Dáil debates
Wednesday, 26 March 2025
Statute Law Revision Bill 2024: Second Stage
9:45 am
Conor McGuinness (Waterford, Sinn Fein) | Oireachtas source
I welcome this long-overdue legislation and I commend the team involved in it. It involved a huge amount of work, no doubt interesting but painstaking. It also involved a huge amount of detail. We are grateful for that work having been completed and being presented to us here today.
Having a look through this, I see so many proclamations that refer to activities in my own county of Waterford in the 1840s and 1850s. It struck me that these proclamations - the laws - were, indeed, some of the legal means used to bind our people, to dispossess them, to colonise our land, to colonise our space and to colonise our means of production and to impoverish our people.
What we see here, and particularly in the proclamations, is attempts to criminalise those who were fighting back. I agree with previous speakers who say that, perhaps as part of this process or perhaps at the culmination and the enactment of this legislation, there should be a reckoning by this State. Perhaps it is not the responsibility of this State but, certainly, the opportunity should be taken for the State to say that those crimes that were committed - crimes according to these proclamations but really acts of resistance and acts of survival for our people - should be dispensed with. As these proclamations are repealed, we should repeal the mentality that allowed it to happen.

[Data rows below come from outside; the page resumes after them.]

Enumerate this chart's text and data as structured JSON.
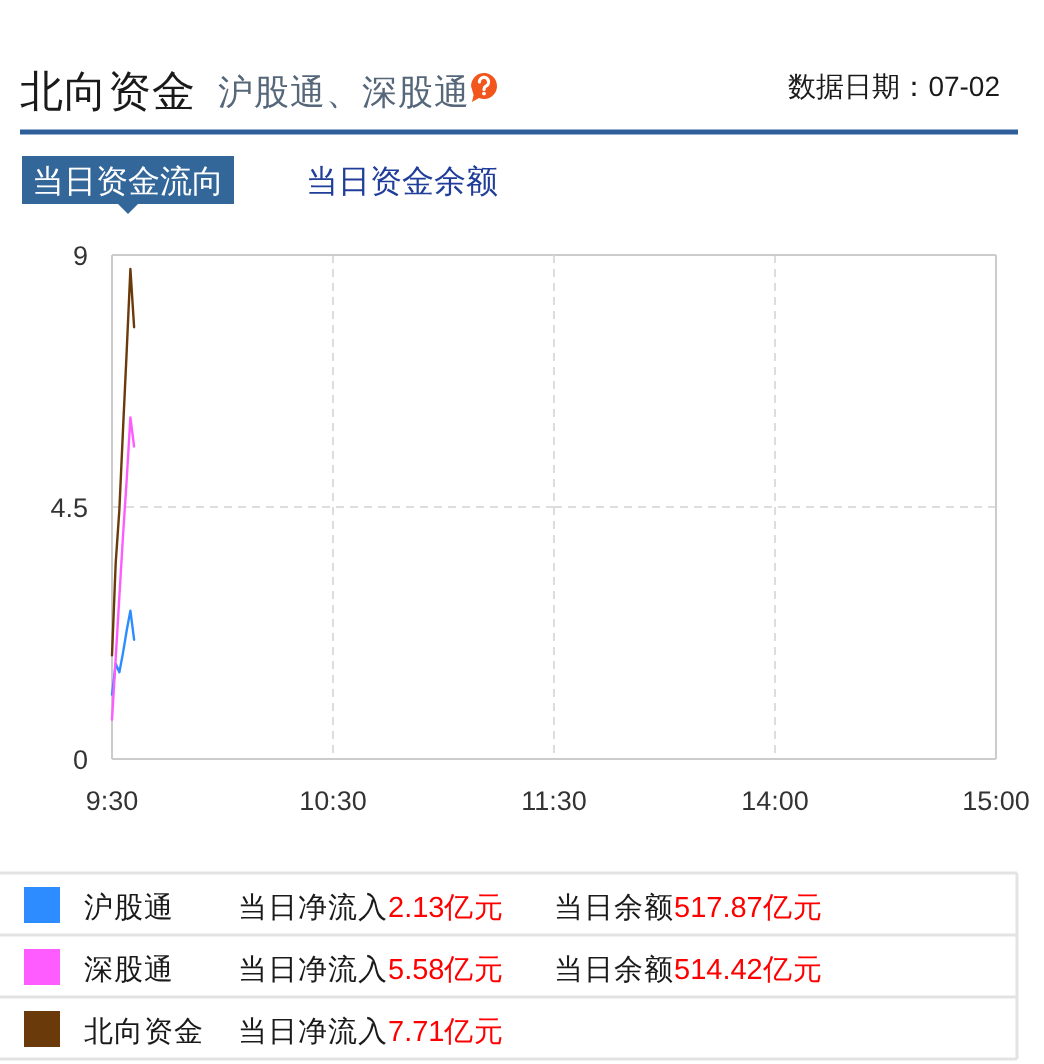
{
  "chart_data": [
    {
      "type": "line",
      "title": "北向资金",
      "subtitle": "沪股通、深股通",
      "x": [
        9.5,
        9.5167,
        9.5333,
        9.55,
        9.5667,
        9.5833,
        9.6
      ],
      "series": [
        {
          "name": "沪股通",
          "color": "#2d8cff",
          "values": [
            1.15,
            1.7,
            1.55,
            1.9,
            2.3,
            2.65,
            2.13
          ]
        },
        {
          "name": "深股通",
          "color": "#ff5cff",
          "values": [
            0.7,
            1.8,
            2.9,
            4.0,
            5.0,
            6.1,
            5.58
          ]
        },
        {
          "name": "北向资金",
          "color": "#6b3a0b",
          "values": [
            1.85,
            3.5,
            4.45,
            5.9,
            7.3,
            8.75,
            7.71
          ]
        }
      ],
      "xlim": [
        9.5,
        11.5
      ],
      "ylim": [
        0,
        9
      ],
      "xticks": [
        {
          "value": 9.5,
          "label": "9:30"
        },
        {
          "value": 10.5,
          "label": "10:30"
        },
        {
          "value": 11.5,
          "label": "11:30"
        }
      ],
      "yticks": [
        0,
        4.5,
        9
      ],
      "grid": true,
      "legend": "bottom",
      "annotations": [
        "数据日期：07-02",
        "当日资金流向",
        "当日资金余额",
        "当日净流入",
        "2.13亿元",
        "当日余额",
        "517.87亿元",
        "当日净流入",
        "5.58亿元",
        "当日余额",
        "514.42亿元",
        "当日净流入",
        "7.71亿元"
      ]
    },
    {
      "type": "line",
      "xlim": [
        13,
        15
      ],
      "ylim": [
        0,
        9
      ],
      "xticks": [
        {
          "value": 14,
          "label": "14:00"
        },
        {
          "value": 15,
          "label": "15:00"
        }
      ],
      "yticks": [
        0,
        4.5,
        9
      ],
      "grid": true,
      "tick_labels": "x"
    }
  ]
}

For any observer looking at Irish society and the revulsion within Irish society at attempts internationally to ride roughshod over human rights norms, at settler colonialism which is at its heart about taking land, heritage and a homeland from people, at the crime of starvation and using starvation as a weapon of war and at the mass incarceration, transportation and clearing of people that is going on - we see it happening in Gaza, the West Bank and in other parts of the world - and who really wants to know why the people of Ireland see that, call it out and will not tolerate it, this is why. It is because this is our history - the history of starvation as a tool to oppress our people and the history of land clearances, of agrarian unrest and of resistance.